Choque cultural dentro e fora de campo
19 de novembro de 2002Marcelinho Paraíba, do Hertha Berlim, é um bom exemplo. Com salário anual de 2,2 milhões de euros, ele trouxe alguns amigos quando chegou em julho de 2001, a fim de conter a saudade do Brasil. Entre eles, Rostan, o qual conhece desde os tempos de infância e pedir esmola em Campina Grande (PB) e que assumiu a função de chofer desde que o jogador de 27 anos teve suspensa sua carteira de motorista alemã por dirigir alcoolizado.
De seus tempos de favela, Marcelinho tem a seu lado também Novinho. O amigo de longa data cuida da música. A princípio tocava violão somente para o jogador. Mas toca tão bem que agora dá shows no Taba, um bar brasileiro no centro de Berlim.
Os amigos do armador do Hertha o acompanham nos treinos, nos cafés e nas pistas de boliche. Todos moram no mesmo prédio, no qual Marcelinho alugou mais dois apartamentos para os amigos. "Eu necessito disso, senão não consigo render em campo", afirma o ex-jogador do Grêmio, que chega a gastar 30 mil euros por mês para sentir-se no Brasil na Alemanha.
Ele não é único brasileiro com dificuldades em se acostumar em sua nova pátria. Seu colega de equipe, Alex Alves, que chegou dois anos antes, estranhou muito o costume de jogar amistosos e ter de aparecer pontualmente nos treinos do time. A mais usada desculpa dele era que "a cancela da garagem não abrira", segundo a Der Spiegel.
Se a Alemanha não é o paraíso, os jogadores brasileiros sabem muito bem porque se mudaram para este país de clima frio e muita disciplina. A situação do futebol profissional no Brasil não está boa, dominado por corrupção e recessão econômica. Só no ano 2000, 701 jogadores saíram do país, informa a Der Spiegel. Clubes alemães são considerados como bons endereços. "Sabe-se que na Alemanha se pode ganhar bom dinheiro", diz o empresário de jogadores Lothar Skala. Ao contrário da Itália ou Espanha, que os craques brasileiros preferiam até pouco tempo. No entanto, clubes, como Lazio, Parma e Valencia, estão em crise e vários jogadores têm que esperar por seu salário por meses, observa a revista alemã.
Por outro lado, os brasileiros representam um elemento necessário para os clubes alemãs. Os artistas sul-americanos, com sua habilidade de tocar a bola, alegram o futebol alemão, dominado por disciplina e tática. Por isso, há grande concorrência entre os clubes para atrair os melhores jogadores do Brasil.

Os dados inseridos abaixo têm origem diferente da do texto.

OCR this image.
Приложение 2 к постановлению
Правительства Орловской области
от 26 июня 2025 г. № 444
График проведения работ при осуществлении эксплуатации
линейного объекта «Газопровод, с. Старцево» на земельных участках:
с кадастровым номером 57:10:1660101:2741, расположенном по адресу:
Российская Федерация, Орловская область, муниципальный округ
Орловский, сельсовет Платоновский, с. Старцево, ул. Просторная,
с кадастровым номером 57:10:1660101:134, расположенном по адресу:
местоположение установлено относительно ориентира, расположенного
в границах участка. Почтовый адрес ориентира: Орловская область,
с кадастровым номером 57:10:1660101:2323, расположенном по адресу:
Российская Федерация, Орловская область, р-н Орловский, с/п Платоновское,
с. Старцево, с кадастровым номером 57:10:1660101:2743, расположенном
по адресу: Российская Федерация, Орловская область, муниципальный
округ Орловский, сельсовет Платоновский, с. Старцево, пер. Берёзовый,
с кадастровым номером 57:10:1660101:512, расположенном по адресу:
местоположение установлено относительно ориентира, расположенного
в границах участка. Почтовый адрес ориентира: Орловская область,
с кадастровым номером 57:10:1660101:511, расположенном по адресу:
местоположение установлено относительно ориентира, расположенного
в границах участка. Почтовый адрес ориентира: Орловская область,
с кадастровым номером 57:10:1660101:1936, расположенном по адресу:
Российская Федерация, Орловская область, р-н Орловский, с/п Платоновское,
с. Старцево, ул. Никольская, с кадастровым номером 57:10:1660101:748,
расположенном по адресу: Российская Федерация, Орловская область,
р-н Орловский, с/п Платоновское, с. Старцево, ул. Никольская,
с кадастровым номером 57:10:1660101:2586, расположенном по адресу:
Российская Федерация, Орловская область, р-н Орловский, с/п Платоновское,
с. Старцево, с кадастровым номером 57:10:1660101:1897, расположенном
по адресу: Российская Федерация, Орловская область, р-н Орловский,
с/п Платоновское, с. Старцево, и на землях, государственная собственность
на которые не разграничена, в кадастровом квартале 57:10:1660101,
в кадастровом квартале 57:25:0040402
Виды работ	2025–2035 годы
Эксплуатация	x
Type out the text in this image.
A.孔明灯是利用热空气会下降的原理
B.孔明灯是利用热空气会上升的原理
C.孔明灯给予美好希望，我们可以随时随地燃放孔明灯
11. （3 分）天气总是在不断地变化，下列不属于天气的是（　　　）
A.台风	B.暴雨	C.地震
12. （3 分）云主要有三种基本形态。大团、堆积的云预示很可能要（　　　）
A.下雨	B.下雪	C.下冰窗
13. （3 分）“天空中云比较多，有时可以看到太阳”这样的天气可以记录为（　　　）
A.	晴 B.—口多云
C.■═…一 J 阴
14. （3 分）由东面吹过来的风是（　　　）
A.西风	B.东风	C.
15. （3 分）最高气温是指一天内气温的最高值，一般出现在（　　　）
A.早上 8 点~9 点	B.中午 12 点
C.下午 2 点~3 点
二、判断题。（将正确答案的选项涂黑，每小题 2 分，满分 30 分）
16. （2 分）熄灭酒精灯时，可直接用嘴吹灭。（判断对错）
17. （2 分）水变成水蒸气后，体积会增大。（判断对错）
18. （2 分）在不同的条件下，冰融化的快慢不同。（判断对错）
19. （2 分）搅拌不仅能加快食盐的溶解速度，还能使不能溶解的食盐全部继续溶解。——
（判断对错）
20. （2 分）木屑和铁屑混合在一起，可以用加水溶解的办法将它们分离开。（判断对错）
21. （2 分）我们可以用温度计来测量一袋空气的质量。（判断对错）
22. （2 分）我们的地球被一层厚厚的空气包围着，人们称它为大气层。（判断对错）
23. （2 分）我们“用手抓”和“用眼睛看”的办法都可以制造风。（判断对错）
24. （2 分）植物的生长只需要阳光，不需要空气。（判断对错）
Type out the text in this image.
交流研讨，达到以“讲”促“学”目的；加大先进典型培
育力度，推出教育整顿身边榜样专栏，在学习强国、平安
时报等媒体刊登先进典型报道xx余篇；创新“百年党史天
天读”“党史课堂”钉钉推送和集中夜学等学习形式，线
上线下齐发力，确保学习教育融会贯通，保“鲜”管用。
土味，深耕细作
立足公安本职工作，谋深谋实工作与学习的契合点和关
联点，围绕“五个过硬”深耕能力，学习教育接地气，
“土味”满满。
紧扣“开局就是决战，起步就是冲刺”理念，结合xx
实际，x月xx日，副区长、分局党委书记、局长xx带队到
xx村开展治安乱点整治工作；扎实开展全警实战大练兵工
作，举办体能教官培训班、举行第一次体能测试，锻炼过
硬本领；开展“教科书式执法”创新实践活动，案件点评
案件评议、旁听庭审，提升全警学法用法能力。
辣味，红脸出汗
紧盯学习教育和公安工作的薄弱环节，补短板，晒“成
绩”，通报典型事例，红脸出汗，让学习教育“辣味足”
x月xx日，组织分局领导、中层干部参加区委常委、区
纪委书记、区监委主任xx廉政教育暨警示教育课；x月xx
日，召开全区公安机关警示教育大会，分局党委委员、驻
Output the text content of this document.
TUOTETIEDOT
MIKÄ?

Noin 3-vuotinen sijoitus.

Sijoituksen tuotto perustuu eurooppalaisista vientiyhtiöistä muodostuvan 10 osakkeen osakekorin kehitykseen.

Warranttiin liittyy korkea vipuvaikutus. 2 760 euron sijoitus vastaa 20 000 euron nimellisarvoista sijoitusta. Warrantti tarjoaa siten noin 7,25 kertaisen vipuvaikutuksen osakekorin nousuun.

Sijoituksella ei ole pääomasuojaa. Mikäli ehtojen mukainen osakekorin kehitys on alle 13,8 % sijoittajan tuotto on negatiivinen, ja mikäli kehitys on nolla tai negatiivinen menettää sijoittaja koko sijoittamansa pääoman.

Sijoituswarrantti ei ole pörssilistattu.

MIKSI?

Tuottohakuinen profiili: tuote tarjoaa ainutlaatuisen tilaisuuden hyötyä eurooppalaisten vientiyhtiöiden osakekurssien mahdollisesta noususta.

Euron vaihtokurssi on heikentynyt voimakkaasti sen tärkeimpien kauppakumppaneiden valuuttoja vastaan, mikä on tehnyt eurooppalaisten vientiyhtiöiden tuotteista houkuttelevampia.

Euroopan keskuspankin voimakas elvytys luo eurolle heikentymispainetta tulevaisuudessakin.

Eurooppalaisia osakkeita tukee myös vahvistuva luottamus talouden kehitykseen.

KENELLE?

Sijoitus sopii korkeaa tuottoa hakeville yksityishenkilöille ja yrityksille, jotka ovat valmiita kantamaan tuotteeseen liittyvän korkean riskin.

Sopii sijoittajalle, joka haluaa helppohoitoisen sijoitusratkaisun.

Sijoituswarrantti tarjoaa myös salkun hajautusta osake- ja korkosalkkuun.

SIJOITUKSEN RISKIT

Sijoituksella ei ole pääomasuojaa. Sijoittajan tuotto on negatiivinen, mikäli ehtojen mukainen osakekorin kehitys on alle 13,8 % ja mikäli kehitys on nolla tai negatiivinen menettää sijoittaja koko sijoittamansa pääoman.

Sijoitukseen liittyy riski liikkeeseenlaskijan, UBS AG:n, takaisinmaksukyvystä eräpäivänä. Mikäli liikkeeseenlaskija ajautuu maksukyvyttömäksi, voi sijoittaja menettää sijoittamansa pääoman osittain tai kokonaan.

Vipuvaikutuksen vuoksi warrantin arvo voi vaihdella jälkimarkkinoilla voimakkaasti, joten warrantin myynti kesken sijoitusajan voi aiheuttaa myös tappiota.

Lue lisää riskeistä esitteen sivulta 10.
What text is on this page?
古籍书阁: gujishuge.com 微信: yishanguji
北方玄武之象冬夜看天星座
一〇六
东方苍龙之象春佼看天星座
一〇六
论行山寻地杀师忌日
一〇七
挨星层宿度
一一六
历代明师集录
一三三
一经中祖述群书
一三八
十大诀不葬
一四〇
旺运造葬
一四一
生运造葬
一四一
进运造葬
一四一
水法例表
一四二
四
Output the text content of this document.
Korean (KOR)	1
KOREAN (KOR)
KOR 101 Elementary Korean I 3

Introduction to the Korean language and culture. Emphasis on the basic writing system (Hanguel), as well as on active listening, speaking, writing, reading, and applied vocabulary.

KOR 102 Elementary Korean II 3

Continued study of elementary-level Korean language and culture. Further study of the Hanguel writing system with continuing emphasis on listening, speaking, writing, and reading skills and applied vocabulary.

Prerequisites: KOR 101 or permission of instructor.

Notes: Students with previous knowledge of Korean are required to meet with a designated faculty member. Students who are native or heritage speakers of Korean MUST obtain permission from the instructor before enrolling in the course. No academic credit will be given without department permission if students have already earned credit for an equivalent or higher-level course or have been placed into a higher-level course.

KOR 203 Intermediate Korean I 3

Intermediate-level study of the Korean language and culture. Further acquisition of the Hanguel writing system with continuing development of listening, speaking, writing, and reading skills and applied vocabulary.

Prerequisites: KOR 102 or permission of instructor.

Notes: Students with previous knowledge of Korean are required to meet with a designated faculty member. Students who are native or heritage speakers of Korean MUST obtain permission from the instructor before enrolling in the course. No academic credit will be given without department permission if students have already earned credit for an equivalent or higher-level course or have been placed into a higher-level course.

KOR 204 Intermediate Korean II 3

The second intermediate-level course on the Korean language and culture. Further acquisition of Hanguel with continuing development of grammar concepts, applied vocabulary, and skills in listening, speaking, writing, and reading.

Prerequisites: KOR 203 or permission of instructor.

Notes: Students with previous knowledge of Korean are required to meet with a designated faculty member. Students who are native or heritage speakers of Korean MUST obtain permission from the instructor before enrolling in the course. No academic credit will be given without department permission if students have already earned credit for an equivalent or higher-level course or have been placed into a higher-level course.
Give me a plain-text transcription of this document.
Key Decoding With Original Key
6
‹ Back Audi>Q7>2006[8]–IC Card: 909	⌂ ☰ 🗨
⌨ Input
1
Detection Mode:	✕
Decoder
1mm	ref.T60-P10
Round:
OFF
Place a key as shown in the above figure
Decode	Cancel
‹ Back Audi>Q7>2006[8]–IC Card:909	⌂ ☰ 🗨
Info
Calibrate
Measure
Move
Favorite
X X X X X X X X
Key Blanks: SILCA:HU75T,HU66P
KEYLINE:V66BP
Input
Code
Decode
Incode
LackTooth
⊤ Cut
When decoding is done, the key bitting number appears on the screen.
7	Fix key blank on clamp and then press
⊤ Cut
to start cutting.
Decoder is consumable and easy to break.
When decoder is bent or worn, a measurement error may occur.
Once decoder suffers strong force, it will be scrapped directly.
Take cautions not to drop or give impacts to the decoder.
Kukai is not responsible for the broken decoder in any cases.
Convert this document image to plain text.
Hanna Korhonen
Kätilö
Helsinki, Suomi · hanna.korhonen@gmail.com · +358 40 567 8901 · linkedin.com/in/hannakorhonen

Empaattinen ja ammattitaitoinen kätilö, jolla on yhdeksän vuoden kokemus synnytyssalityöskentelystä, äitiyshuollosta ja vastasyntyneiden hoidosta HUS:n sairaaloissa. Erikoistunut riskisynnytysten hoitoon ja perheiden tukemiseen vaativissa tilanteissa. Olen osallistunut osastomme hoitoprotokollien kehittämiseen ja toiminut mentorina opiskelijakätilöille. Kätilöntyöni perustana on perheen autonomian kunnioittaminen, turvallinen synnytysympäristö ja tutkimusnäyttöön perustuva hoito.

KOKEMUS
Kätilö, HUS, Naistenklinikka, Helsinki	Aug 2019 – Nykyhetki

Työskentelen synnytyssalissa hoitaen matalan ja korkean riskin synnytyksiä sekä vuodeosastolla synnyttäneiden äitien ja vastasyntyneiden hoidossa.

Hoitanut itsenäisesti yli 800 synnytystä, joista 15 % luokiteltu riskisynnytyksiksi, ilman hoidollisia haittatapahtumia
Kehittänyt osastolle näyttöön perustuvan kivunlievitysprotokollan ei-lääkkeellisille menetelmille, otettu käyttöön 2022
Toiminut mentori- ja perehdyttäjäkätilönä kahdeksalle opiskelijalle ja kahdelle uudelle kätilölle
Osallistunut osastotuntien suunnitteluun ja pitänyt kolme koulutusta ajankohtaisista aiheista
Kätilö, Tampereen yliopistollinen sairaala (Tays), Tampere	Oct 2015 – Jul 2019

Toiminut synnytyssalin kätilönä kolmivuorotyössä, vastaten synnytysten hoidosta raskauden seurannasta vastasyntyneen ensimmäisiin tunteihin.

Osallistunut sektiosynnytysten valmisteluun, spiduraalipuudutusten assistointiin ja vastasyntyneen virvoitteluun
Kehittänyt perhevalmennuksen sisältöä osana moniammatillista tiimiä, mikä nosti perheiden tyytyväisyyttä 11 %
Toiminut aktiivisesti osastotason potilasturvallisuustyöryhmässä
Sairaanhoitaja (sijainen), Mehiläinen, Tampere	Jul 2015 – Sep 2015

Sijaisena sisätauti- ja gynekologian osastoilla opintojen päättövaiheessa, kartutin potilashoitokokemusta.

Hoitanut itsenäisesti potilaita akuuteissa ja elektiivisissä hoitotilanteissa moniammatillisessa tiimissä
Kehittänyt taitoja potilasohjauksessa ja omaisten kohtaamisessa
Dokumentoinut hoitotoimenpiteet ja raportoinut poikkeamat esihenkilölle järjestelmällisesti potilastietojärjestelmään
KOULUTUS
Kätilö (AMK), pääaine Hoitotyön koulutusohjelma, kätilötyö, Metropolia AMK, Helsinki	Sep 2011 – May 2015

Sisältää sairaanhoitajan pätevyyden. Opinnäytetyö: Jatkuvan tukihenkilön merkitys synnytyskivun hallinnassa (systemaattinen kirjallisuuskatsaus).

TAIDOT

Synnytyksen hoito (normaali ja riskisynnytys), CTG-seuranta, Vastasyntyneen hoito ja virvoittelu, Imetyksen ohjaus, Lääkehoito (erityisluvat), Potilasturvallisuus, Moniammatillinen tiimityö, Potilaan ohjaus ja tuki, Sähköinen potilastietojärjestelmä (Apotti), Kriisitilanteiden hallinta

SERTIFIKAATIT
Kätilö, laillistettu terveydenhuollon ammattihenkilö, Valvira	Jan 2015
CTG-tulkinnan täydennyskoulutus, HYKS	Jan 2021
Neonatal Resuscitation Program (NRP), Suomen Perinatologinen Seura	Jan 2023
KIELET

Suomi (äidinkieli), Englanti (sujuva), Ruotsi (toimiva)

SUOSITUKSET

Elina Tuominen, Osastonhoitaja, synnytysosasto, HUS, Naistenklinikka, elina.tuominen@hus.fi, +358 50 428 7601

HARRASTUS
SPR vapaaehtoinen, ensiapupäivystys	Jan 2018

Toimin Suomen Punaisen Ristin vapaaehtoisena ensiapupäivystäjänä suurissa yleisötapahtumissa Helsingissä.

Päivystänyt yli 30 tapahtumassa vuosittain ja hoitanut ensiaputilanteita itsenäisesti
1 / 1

Mas depois que os solistas chegam à Alemanha, muitos clubes se descuidam com a vida pessoal de suas estrelas. Um exemplo citado pela Der Spiegel é o caso Amoroso, do Borussia Dortmund. O Departamento de Estrangeiros mandou para o clube um aviso de que o visto de residência da esposa de Amoroso estava expirando. A carta ficou na mesa do diretor-executivo Michael Meier do Dortmund e ninguém cuidou dela. Só depois de dois meses, quando mandaram a segunda carta, o clube começou a se interessar ao caso.
Diante da dificuldade de integração na sociedade alemã – tanto pelo idioma quanto pelos hábitos –, os jogadores brasileiros costumam se reunir entre si. Quando estão de folga, os conterrâneos atravessam a Alemanha para se visitarem uns aos outros. Amoroso vai a Munique se encontrar com Élber, Dede visita Lincoln em Kaiserslautern, Lúcio vai para Dortmund, onde se encontra também com Zé Roberto. Isso ajuda os brasileiros a matarem a saudade e esquecerem do frio.
No primeiro inverno que Dede passou na Alemanha, ele quase não aguentava, "andava chorando e comendo pouco", como o próprio lateral esquerdo se lembra. Mas isso já passou. Depois de quatro anos na Alemanha, Dede não tem mais problema em morar na Alemanha. "Eu gosto de morar aqui", diz e acrescenta: "Mas, quando eu parar de jogar futebol, eu volto no dia seguinte para o Brasil."